Max dialoguait ainsi avec les abeilles, leur transmettait ses ordres, ses consignes et n’était jamais déçu par le résultat. Ses méthodes étaient infaillibles. Avec beaucoup de subtilité et de façon empirique, il avait trouvé le moyen de domestiquer en quelque sorte tout un essaim de ces insectes hyménoptères. Leur langage était codé, il avait appris à maîtriser ce code et à leur imposer le sien. Tout se passait comme s’il avait pris la place de la reine des abeilles. Il transmettait ses ordres selon un codage spécifique. Les abeilles le décodaient et suivaient ses instructions.
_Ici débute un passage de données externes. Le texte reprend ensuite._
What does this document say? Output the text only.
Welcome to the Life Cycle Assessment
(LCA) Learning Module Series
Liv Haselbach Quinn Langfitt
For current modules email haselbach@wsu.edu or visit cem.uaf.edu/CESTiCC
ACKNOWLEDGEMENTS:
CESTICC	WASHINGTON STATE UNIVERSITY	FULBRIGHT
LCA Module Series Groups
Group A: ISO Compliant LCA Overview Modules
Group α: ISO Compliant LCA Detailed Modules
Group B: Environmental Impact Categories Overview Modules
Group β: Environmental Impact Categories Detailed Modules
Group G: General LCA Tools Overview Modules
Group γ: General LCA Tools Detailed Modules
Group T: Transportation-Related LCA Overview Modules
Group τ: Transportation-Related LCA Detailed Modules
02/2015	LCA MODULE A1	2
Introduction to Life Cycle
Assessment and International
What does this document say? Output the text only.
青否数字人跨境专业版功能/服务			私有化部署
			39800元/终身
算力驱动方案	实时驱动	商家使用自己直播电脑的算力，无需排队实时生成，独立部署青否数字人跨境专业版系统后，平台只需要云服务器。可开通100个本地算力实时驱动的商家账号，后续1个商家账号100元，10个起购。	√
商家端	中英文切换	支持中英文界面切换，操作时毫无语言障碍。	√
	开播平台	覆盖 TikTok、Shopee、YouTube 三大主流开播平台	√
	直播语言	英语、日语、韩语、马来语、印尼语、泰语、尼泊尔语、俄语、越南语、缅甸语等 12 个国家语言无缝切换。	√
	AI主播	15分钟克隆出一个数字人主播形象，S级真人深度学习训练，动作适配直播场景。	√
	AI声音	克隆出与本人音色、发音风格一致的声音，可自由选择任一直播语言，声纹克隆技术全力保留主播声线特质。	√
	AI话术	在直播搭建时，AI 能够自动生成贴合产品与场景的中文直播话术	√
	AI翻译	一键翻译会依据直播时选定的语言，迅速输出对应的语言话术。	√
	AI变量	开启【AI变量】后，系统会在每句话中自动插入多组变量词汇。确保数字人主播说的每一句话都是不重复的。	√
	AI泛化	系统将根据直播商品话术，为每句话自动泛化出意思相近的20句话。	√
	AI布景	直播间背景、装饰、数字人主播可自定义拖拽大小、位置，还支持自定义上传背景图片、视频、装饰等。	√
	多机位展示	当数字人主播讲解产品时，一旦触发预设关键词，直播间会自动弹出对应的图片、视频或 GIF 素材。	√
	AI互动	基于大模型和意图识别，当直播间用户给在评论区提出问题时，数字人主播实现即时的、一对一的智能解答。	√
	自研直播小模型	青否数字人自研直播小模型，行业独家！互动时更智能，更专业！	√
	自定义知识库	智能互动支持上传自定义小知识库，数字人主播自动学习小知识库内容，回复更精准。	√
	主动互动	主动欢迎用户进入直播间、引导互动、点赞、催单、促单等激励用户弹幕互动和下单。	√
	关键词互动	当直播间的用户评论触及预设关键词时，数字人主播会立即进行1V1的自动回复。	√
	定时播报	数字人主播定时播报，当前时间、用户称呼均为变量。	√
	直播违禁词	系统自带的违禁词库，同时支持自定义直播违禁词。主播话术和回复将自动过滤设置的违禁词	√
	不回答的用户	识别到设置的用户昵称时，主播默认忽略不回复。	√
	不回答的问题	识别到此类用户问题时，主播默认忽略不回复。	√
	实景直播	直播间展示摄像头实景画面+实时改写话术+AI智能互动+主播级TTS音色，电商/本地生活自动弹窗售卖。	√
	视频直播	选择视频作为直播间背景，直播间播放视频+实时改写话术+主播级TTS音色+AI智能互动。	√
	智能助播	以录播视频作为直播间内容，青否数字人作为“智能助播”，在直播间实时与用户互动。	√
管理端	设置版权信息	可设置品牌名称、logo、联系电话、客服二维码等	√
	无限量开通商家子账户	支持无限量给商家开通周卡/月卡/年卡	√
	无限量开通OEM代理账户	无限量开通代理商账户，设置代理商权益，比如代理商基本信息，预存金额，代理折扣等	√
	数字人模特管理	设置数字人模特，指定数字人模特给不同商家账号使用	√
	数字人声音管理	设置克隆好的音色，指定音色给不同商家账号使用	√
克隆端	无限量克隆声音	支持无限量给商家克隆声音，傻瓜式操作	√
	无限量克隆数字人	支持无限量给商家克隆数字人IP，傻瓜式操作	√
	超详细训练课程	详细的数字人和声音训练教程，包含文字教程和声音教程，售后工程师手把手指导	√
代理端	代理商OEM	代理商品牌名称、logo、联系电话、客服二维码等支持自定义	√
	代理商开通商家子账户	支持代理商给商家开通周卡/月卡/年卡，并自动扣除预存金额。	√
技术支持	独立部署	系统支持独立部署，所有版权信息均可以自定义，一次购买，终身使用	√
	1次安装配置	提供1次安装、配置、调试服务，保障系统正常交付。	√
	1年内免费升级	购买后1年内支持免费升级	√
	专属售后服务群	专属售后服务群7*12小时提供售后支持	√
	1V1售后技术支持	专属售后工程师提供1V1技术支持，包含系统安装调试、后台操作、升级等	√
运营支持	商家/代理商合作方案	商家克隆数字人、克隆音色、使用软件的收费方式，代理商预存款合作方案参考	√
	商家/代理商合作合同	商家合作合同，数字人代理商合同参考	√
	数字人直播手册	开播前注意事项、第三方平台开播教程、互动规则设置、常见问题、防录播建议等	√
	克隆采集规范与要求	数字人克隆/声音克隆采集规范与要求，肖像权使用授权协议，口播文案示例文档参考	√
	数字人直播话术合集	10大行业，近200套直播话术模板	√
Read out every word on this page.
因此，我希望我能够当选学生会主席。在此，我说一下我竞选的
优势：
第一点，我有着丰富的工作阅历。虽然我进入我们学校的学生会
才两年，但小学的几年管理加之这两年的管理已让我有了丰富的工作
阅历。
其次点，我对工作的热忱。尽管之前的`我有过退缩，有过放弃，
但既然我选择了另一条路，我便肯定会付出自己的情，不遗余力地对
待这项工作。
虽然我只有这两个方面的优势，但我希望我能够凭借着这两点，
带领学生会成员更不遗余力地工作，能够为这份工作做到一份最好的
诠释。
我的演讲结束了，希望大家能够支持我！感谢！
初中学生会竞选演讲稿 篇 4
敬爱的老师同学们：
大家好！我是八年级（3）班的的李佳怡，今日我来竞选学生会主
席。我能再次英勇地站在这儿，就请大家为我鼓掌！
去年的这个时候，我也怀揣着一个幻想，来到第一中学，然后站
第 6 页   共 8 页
Les petits employés du maître des insectes s’activaient ainsi aveuglément à son service, seulement préoccupés de bien faire leur besogne, comme des chiens bien dressés. L’instinct faisait le reste. Les abeilles étaient des artistes nées. Les objets vendus dans la boutique niçoise connaissaient un beau succès. Tout se passait au mieux sous le soleil de la côte d’azur lorsqu’un beau matin, l’improbable survint. Un client, ordinaire en apparence, sut poser les bonnes questions et faire preuve d’un discernement remarquable.

Max se sentit piégé, percé à jour, et vite menacé. Le client mystérieux avait compris que tout reposait sur un dialogue de nature quasi binaire avec le petit peuple ailé tenu en esclavage. Mais Pierre Fernal, c’était son nom, fit tout pour rassurer son interlocuteur. Il ne représentait pas un danger mais un allié potentiel, un associé loyal. À eux deux, ils pouvaient réaliser de grandes choses et dompter toujours davantage le monde tout-puissant et innombrable des insectes. Les hyménoptères étaient en fait aussi bien le passé que l’avenir de l’homme. Ils feraient leur bonheur et leur richesse. Leur potentiel était sans borne.

Les grands discours et les comptes très précis de ce client hors du commun impressionnèrent à juste titre Max. Pierre se présenta comme un bio-informaticien de renom mais voyageant sous le couvert de l’anonymat. Il avait pour but d’implanter dans des organismes vivants des puces informatiques composées de neurones humains. Le résultat serait stupéfiant : tout une colonie de robots vivants dressés à agir dans le bon sens et aptes à mener à bien des processus complexes. Les puces hybrides dépasseraient en efficacité toute l’intelligence artificielle du monde.

C’est ainsi que naquit le vaste conglomérat de recherches et développement Abeilles & Co. Pierre Fernal était aux commandes, Max Duclos gérait le tout courant et se chargeait de la logistique. Il fut vite nécessaire d’embaucher toute une équipe d’employés tenus au secret le plus absolu. La production d’objets artisanaux en cire devint rapidement industrielle. Las abeilles dotées de puces informatiques accomplissait des tâches complexes et hautement spécialisées. Cette ferme d’abeilles perfectionnées se développa très vite. Et les ambitions des deux compères grandirent en parallèle.

Pourquoi se borner à la cire ? Le miel entra dans la chaîne de production, de même que l’édification de ruches perfectionnées, pavillons de banlieue pour cadres aisés, nouveaux habitats pour des humains en quête de nouveauté et de perfection écologique. Des rayonnages, rangements et alvéoles spécifiques et finement équipés, multifonctionnels, furent mis au point. Des dispositifs mortuaires virent également le jour. Les abeilles étaient à présent des millions à travailler bénévolement et vingt-quatre heures sur vingt-quatre au service de leurs nouveaux maîtres.